Nicole’s journey with Hoʻōla Nā Pua began a little over a year ago when a conversation with Jessica Munoz sparked a passion for the organization’s work.
For Nicole Brodie sustainability is a way of life. During the day, she carries out her duties as Executive Director of Kanu Hawaii, a local sustainability and community engagement non-profit. In her off hours, she works toward sustaining Hawaii’s youth through her volunteer work as Hoʻōla Nā Pua’s Operations Coordinator.
With a professional background that includes board membership at the Hawaii Family Support Institute, Nicole was no stranger to the repercussions of child abuse. Realizing that victims of sex trafficking have limited options available to them—they are often funneled through the penal system, instead of being treated in adequate care facilities—she saw the necessity of Hoʻōla Nā Pua’s work.
Throughout her time with Hoʻōla Nā Pua, she has put her talents to work in various areas, finally coming to rest as the Operations Coordinator, where she helps to create the structure that will move the organization to the next phase of development. She points to using her technological expertise to help plan and manage fundraisers and streamline the organizations’ communications as examples of the various tasks that she takes on in this role.
With so much on her plate, Nicole admits that one of the hardest parts of being a volunteer is feeling like she doesn’t have enough time to contribute all that she desires to do. Nevertheless, she has found a home among equally hard working volunteers, many of whom inspire her with the hours and emotion that they invest into addressing sex trafficking. She says, “Even people who have been doing this for years still feel very deeply about it. It made me feel like I’m in the right place.”

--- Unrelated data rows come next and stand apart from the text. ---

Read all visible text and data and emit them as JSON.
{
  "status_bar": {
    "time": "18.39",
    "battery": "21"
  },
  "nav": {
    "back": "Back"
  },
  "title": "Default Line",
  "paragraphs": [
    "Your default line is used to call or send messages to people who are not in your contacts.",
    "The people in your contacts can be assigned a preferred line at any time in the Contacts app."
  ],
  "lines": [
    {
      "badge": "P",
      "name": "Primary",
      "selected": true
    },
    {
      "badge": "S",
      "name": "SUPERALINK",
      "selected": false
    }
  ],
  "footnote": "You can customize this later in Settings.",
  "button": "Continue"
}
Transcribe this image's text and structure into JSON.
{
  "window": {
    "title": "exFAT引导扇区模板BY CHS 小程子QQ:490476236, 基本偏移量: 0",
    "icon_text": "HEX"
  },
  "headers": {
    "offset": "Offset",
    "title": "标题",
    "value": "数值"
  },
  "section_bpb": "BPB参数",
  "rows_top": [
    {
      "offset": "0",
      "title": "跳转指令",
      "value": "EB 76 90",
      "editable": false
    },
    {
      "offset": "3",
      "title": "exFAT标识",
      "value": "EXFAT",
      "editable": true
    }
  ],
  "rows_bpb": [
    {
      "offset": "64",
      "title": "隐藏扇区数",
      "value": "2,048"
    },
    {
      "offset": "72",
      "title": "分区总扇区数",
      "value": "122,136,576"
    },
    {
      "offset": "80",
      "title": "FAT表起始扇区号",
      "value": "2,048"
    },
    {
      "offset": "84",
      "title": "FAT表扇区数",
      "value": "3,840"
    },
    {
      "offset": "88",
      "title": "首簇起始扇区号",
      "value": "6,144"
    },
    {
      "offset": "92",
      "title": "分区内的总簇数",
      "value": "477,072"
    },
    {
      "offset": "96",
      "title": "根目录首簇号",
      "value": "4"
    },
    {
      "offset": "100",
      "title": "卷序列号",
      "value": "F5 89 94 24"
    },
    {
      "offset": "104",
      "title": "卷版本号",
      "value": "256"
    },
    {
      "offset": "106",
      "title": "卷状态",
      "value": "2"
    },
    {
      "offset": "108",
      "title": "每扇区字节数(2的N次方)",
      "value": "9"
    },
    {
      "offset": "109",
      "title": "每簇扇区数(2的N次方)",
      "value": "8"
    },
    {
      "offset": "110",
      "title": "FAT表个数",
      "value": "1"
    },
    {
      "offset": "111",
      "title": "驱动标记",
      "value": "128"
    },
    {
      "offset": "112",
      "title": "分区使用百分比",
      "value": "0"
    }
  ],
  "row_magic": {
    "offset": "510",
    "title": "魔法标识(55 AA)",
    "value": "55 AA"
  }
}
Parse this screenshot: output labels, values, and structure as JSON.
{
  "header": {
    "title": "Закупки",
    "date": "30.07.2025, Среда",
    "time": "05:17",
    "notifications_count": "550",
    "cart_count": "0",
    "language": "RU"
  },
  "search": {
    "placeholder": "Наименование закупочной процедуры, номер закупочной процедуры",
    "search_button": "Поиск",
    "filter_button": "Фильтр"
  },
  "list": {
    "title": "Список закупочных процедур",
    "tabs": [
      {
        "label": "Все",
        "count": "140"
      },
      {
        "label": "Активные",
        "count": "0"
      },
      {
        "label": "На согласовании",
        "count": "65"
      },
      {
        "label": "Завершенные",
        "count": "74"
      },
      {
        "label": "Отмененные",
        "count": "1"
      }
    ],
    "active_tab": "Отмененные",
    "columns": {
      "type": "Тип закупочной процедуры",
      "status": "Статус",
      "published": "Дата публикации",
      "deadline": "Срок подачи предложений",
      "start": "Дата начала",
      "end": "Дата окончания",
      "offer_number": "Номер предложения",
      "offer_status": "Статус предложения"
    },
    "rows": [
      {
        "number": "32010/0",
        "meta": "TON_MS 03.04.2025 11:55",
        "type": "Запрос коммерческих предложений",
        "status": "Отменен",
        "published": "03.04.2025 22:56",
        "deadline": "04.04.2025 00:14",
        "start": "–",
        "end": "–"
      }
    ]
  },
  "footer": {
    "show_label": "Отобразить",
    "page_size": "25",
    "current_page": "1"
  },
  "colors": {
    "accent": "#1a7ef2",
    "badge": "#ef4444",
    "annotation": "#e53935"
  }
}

In this environment that provides both challenges and community, Nicole has found that she is more capable that she previously thought, in both time and skill. She described a recent epiphany, saying, “I had a big aha moment at the last volunteer retreat. Basically, we were told, as core volunteers, to act as though we were getting paid to do this. All of those times where I was confused about something and shrugged it off as ‘I’m only a volunteer’—they just vanished. I don’t have that attitude anymore.”
Likewise, she advices new volunteers to take their commitment seriously, giving their best and taking initiative in whatever role they acquire.
By doing so, volunteers find themselves as ambassadors to the community, spreading awareness of the problem of sex trafficking and Hoʻōla Nā Pua’s response. Nicole points out, “People are curious; they want to know how they can help. I think that’s one of the cool things about being a volunteer: you show people it’s possible to help.”
Only by this type of grassroots effort can sustainable community engagement be developed. Like her work in many areas of her life, Nicole lives out this attitude of sustainability through leading by example, in this case demonstrating that impacting one’s community is a goal which each person can attain and pass on.